This is nice work! I’m most interested in this for reinitializing dead features. I expect you could reinit by datapoints the model is currently worse at predicting over N batches or something.
I don’t think we’re bottlenecked on compute here actually.
If dictionaries applied to real models gets to ~0 reconstruction cost, we can pay the compute cost to train lots of them for lots of models and open source them for others to studies.
I believe doing awesome work with sparse autoencoders (eg finding truth direction, understanding RLHF) will convince others to work on it as well, including lowering the compute cost. I predict that convincing 100 people to work on this 1 month sooner would be more impactful than lowering compute cost (though again, this work is also quite useful for reinitialization!)
I’m pretty concerned about the compute scaling of autoencoders to real models. I predict the scaling of the data needed and of the amount of features is super linear in d_model, which seems to scale badly to a frontier model
This doesn’t engage w/ (2) - doing awesome work to attract more researchers to this agenda is counterfactually more useful than directly working on lowering the compute cost now (since others, or yourself, can work on that compute bottleneck later).

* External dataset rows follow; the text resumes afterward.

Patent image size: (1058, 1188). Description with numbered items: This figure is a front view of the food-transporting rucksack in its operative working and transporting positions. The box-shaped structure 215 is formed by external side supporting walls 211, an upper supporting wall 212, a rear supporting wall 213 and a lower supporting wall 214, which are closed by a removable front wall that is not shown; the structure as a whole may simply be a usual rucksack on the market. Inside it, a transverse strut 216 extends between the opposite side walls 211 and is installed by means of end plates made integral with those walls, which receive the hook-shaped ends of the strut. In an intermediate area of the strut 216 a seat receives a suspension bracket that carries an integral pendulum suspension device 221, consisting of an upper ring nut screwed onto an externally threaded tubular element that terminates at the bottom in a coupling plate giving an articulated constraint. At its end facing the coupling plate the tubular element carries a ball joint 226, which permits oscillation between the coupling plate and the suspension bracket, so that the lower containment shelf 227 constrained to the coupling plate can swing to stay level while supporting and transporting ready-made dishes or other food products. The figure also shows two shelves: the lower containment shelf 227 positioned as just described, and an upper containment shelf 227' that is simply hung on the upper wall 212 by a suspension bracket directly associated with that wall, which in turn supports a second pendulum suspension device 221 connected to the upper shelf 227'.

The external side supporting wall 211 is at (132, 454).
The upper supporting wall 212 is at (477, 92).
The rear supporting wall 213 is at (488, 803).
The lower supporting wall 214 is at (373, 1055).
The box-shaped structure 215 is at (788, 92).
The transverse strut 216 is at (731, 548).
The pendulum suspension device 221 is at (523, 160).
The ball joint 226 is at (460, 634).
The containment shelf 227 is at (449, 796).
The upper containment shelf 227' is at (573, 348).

Though honestly, if the results ended up in a ~2x speedup, that’d be quite useful for faster feedback loops for myself.
Yeah, I agree that doing work that gets other people excited about sparse autoencoders is arguably more impactful than marginal compute savings, I’m just arguing that compute savings do matter.
Thanks Logan, 1) About re-initialization: I think your idea of re-initializing dead features of the sparse dictionary with the input data the model struggle reconstructing could work. It seems a great idea! This probably imply extracting rare features vectors out of such datapoints before using them for initialization.

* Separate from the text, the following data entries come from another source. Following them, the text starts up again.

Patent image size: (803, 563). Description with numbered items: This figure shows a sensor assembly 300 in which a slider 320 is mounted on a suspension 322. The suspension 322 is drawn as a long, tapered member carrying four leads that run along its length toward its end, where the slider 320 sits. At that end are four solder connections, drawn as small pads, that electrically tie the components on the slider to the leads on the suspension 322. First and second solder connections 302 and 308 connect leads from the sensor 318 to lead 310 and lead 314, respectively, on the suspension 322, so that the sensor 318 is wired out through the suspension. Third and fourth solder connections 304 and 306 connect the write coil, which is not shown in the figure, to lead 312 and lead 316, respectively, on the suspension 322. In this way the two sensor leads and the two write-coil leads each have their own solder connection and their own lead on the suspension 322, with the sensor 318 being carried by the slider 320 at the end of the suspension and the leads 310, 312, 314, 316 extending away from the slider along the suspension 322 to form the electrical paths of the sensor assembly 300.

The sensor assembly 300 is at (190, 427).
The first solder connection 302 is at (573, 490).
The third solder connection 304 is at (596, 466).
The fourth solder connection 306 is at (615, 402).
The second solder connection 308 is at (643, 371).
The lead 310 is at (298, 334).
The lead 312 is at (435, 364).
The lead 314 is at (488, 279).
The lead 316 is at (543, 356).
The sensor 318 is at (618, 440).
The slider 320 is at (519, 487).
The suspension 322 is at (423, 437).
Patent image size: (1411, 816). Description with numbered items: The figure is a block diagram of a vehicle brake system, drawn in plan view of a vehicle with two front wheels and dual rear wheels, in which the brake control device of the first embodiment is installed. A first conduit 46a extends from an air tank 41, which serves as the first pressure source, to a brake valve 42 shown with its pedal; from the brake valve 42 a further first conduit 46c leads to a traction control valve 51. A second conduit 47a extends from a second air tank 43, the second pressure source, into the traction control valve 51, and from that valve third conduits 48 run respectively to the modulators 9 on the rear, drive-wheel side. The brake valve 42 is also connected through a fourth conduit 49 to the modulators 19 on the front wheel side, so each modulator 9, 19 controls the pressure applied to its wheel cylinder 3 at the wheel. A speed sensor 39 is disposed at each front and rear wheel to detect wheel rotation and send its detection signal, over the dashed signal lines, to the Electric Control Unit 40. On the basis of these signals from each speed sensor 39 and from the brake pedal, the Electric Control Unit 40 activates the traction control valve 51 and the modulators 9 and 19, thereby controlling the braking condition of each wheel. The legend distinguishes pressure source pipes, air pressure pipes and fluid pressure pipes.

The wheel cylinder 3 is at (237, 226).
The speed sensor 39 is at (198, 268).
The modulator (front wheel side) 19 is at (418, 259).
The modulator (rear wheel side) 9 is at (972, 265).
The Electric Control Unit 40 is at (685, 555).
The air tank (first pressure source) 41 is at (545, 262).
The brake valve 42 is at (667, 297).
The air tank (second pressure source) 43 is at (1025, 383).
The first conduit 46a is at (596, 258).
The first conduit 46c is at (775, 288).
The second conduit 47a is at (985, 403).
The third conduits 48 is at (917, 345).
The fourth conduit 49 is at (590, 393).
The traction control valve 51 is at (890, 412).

I intuitively suspect that the datapoints the model is bad at predicting contain rare features and potentially common rare features. Therefore I would bet on performing some rare feature extraction out of batches of poorly reconstructed input data, instead of using directly the one with the worst reconstruction loss. (But may be this is what you already had in mind?)
2) About not being compute bottlenecked: I am a bit cautious about how well sparse autoencoders methods would scale to very high dimensionality. If the “scaling factor” estimated (with a very low confidence) in the original work is correct, then compute could become a thing.

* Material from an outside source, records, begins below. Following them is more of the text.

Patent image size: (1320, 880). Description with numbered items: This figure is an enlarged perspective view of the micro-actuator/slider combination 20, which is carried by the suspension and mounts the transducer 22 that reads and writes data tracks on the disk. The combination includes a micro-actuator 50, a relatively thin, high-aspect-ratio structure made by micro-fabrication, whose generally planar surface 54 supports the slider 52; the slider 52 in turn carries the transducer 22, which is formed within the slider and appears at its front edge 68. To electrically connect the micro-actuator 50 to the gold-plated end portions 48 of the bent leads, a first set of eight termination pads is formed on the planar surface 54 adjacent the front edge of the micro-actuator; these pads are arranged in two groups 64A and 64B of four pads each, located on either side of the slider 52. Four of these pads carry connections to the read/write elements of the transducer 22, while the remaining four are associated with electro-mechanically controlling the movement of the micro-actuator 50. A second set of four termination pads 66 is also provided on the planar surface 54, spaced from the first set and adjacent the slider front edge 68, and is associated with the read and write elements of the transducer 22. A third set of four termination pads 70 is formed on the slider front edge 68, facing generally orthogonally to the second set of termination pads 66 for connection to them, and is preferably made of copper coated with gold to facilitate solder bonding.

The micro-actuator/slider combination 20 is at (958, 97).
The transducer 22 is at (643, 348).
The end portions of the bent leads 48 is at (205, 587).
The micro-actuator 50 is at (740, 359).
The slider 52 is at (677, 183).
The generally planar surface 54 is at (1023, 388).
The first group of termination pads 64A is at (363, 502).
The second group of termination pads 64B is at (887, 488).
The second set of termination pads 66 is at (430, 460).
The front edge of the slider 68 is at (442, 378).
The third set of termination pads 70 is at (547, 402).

“Here we found very weak, tentative evidence that, for a model of size dmodel=256, the number of features in superposition was over 100,000. This is a large scaling factor, and it’s only a lower bound. If the estimated scaling factor is approximately correct (and, we emphasize, we’re not at all confident in that result yet) or if it gets larger, then this method of feature extraction is going to be very costly to scale to the largest models – possibly more costly than training the models themselves.”
However: - we need more evidences of this (or may be I have missed an important update about this!) - may be I’m asking too much out of it: my concerns about scaling relate to being able to recover most of the superposed features; but improving the understanding, even if it is not complete, is already a victory.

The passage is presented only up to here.